Sohitsu Gafu (Hasty Sketches), Volume II

Medium: Ehon
Date: c. 1848
Size (H x W): 7 x 4.75 (inches)
Publisher: Fujiokaya Keijiro (Shorindo)
Seals: Fuku, Muramatsu
Signature: Hiroshige hitsu, Ryukatei Tanekazu
Condition: Very good color and impression, light wear on edge, very small wormage on a few pages, small restoration on two corners, rebound with silk fabric covers. Includes 39 illustrations printed in a limited color scheme of gray, blue, and peach.



The second volume of Sohitsu gafu by Hiroshige includes 39 illustrations printed in a limited color scheme of gray, blue, and peach. This ehon (illustrated book) has been rebound with silk covers in the fukurotoji (pouch binding) style.

About the artist

Born in Edo as Tokutaro Ando, Hiroshige Utagawa grew up in a minor samurai family. His father belonged to the firefighting force assigned to Edo Castle. It is here that Hiroshige was given his first exposure to art: legend has it that a fellow fireman tutored him in the Kano school of painting, though Hiroshige’s first official teacher was Rinsai. Though Hiroshige tried to join Toyokuni Utagawa's studio, he was turned away. In 1811, young Hiroshige entered an apprenticeship with the celebrated Toyohiro Utagawa. After only a year, he was bestowed with the artist name Hiroshige. He soon gave up his role in the fire department to focus entirely on painting and print design. During this time he studied painting, intrigued by the Shijo school. Hiroshige’s artistic genius went largely unnoticed until 1832.

In Hiroshige Utagawa's groundbreaking series of Japanese woodblock prints, The 53 Stations of the Tokaido (1832-1833), he captured the journey along the Tokaido road, the highway connecting Edo to Kyoto, the imperial capital. With the Tokugawa Shogunate relaxing centuries of age-old restrictions on travel, urban populations embraced travel art and Hiroshige Utagawa became one of the most prominent and successful ukiyo-e artists. He also produced kacho-e (bird-and-flower pictures) to enormous success. In 1858, at the age of 61, he passed away as a result of the Edo cholera epidemic.

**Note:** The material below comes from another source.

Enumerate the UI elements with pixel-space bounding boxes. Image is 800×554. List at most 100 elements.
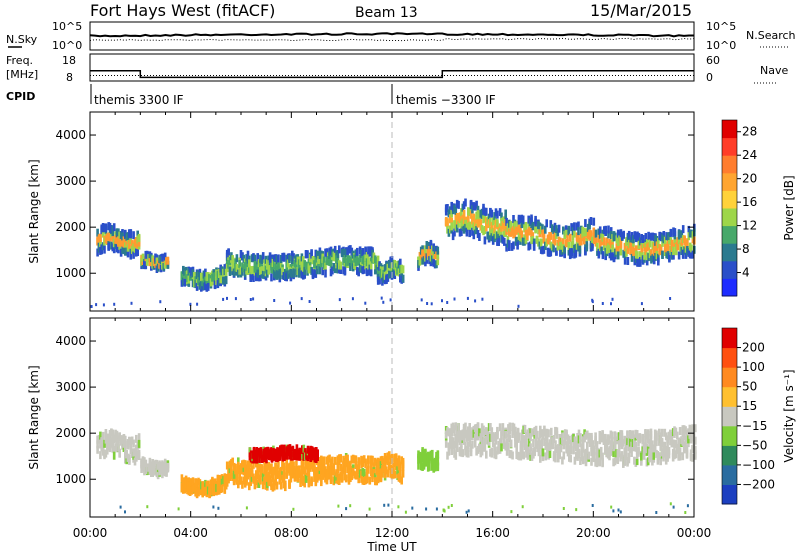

Hiroshige Utagawa’s woodblock prints continue to convey the beauty of Japan and provide insight into the everyday life of its citizens during the Edo period. The appeal of his tender, lyrical landscapes was not restricted to the Japanese audience. Hiroshige’s work had a profound influence on the Impressionists and Post-Impressionists of Europe: Toulouse-Lautrec was fascinated with Hiroshige’s daring diagonal compositions and inventive use of perspective, while Van Gogh literally copied two of Hiroshige's prints from the famous series, 100 Famous Views of Edo in oil paint.